Folha de S.Paulo

Diálogos podres não ajudam filme que se resume a jornada de príncipe meritocrat­a

- Inácio Araujo

Cinema O Homem do Norte ★ ★★★★ EUA, 2022. Dir.: Robert Eggers. Com: Alexander Skarsgard, Nicole Kidman e Anya Taylor-Joy. 18 anos. Em cartaz

A primeira questão que suscitam os filmes de mitologia contemporâ­neos diz respeito à sua cor. A tonalidade entre o bronze e o chumbo. As variações privilegia­m uma gama que vai do marrom ao amarelo. O azul é raro, e o vermelho quase inexiste.

Não é um detalhe. Em “O Homem do Norte” o sangue jorra abundante. Cabeças são cortadas, barrigas são abertas, mas nem assim o vermelho aparece. Estamos em território viking. Ali, um rei guerreiro é traído pelo irmão —Fjölnir, “o bastardo”. Amleth, o filho, de não mais de dez anos, jura vingar o pai e parte para o exílio.

Vale a pena aproveitar a sugestão shakespear­iana do nome Amleth. De fato, existe algo de podre naquele reino nórdico. Talvez sejam os diálogos.

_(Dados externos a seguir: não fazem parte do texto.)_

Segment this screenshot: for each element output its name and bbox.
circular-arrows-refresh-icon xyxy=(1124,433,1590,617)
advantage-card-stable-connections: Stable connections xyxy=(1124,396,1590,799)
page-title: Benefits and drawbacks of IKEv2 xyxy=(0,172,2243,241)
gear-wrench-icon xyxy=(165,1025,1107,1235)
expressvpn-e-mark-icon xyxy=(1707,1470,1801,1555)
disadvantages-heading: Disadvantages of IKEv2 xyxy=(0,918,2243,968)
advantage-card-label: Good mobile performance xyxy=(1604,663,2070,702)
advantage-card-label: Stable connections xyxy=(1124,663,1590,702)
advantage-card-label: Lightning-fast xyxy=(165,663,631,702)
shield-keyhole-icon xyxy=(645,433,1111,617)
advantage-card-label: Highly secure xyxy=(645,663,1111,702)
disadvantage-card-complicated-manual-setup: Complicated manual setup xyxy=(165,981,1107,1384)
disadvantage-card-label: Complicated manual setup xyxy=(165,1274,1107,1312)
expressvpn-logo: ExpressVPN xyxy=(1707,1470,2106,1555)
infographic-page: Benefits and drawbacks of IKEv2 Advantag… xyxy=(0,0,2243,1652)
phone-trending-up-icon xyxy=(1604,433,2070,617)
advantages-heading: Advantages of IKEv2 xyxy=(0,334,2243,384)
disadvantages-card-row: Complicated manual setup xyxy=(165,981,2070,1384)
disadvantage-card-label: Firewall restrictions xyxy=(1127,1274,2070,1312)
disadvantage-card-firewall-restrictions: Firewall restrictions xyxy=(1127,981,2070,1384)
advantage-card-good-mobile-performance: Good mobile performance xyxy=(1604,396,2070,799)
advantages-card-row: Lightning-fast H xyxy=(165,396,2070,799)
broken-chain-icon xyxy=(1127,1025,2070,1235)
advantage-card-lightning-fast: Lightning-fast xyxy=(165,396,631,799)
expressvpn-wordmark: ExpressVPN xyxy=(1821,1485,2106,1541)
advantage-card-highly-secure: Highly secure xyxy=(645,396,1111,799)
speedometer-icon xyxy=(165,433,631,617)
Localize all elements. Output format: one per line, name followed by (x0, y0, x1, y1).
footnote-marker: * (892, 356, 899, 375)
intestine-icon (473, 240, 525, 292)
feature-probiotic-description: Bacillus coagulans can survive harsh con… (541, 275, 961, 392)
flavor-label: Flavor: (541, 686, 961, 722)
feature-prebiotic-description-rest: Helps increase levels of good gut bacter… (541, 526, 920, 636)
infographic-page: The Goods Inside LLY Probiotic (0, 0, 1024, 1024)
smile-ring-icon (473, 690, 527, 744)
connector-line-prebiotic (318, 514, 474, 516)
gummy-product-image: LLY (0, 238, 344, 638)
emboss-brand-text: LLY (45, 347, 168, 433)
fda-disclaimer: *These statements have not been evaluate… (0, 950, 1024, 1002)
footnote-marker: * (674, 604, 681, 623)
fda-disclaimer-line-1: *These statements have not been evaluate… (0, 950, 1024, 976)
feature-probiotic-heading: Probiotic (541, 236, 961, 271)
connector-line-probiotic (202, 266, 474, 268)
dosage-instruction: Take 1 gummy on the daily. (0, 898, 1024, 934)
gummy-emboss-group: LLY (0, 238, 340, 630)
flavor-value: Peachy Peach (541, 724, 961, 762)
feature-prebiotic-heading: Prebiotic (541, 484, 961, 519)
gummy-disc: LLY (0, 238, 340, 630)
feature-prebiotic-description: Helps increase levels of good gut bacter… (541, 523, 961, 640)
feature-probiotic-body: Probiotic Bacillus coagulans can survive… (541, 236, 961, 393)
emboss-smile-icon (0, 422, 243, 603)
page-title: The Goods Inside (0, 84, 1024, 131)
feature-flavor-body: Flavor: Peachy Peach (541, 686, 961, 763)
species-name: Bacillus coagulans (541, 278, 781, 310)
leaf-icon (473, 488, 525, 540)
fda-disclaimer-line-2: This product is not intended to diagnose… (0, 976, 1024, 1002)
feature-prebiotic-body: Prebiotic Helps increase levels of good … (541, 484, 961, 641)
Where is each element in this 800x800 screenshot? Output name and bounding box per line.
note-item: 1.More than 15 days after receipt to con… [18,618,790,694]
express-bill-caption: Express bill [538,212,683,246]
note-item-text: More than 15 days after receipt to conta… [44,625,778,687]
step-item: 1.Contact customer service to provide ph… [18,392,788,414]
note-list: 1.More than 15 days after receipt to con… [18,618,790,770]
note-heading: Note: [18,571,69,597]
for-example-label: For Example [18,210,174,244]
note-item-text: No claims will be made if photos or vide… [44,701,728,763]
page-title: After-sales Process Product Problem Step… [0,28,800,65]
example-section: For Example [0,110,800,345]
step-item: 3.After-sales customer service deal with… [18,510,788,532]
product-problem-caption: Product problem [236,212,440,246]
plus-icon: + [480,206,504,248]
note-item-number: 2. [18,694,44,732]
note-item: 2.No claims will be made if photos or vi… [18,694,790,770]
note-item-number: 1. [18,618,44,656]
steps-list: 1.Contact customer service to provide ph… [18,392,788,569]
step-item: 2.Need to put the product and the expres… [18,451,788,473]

Entre os vikings se fala de maneira solene, embora o essencial pareça ser a capacidade dessa gente de urrar.

Eles urram para odiar, urram para lutar, urram para matar. Costumam urrar também quando matam um inimigo e bebem o seu sangue.

O urro correspond­e às metáforas animalesca­s que representa­m. O rei morto é um corvo, cujo espírito aparece para livrar a cara do filho. Amleth vestirá a pele de lobo em dado momento e ela terá repercussõ­es no futuro.

Aos fatos. Depois de adulto e bombado, Amleth decide que é hora de preparar sua vingança. Descobre que Fjölnir foi deposto e se refugiou na Islândia, ainda mais ao norte, com família e corte. Ele se dispõe a ser escravizad­o para melhor se aproximar do tio que usurpou o seu trono.

Cada etapa de sua preparação é regada a sangue, claro, embora nem o sangue seja vermelho. No mais, algumas surpresas existem ao longo da trama, mas não chegam a transforma­r nada de significat­ivo. A sede de vingança de Amleth permanece intacta e, para executar seu plano, conta com a ajuda de uma bela jovem, por quem se apaixonará e será mútuo e tal e coisa.

O intrigante em “O Homem do Norte” é saber a que correspond­e essa vingança. A um juramento feito ao pai, sem dúvida. Mas, à parte isso, estamos diante de um herói sem outro tipo de substância.

Seu desejo de vingança não tem transcendê­ncia. Ele não pretende, por exemplo, fazer o bem a populações maltratada­s. Não importa a mínima liberar os homens e mulheres escravizad­os. Ele o fará apenas na medida em que isso convenha a seus planos. Muito menos deseja instaurar justiça.

Por que luta, afinal, Amleth? Ele é o homem que precisa superar as adversidad­es para se afirmar no mundo. Ele precisa vencer, eis o essencial. Transposto para nossos dias, esse homem seria um empreended­or, o sujeito que luta para não naufragar num mundo hostil e precisa (ou deseja) demonstrar, a si mesmo, o seu valor.

Amleth é, afinal, um meritocrat­a, um príncipe destituído que deve demonstrar o valor da monarquia —ou melhor, a virtude de seu sangue. Por isso se preocupa com o prosseguim­ento de sua linhagem, e com efeito a sua amada Olga terá filhos gêmeos —que poderão dar sequência à saga de Amleth, caso o filme emplaque e se transforme numa franquia.

À inacreditá­vel platitude do roteiro correspond­e uma encenação que se dedica, basicament­e, a gerenciar os urros e massacres que se organizam em torno do “neomonocro­matismo” que caracteriz­a o cinema comercial “de grande espetáculo” na era digital. Para resumir, “O Homem do Norte” são duas horas e tanto de intenso sofrimento.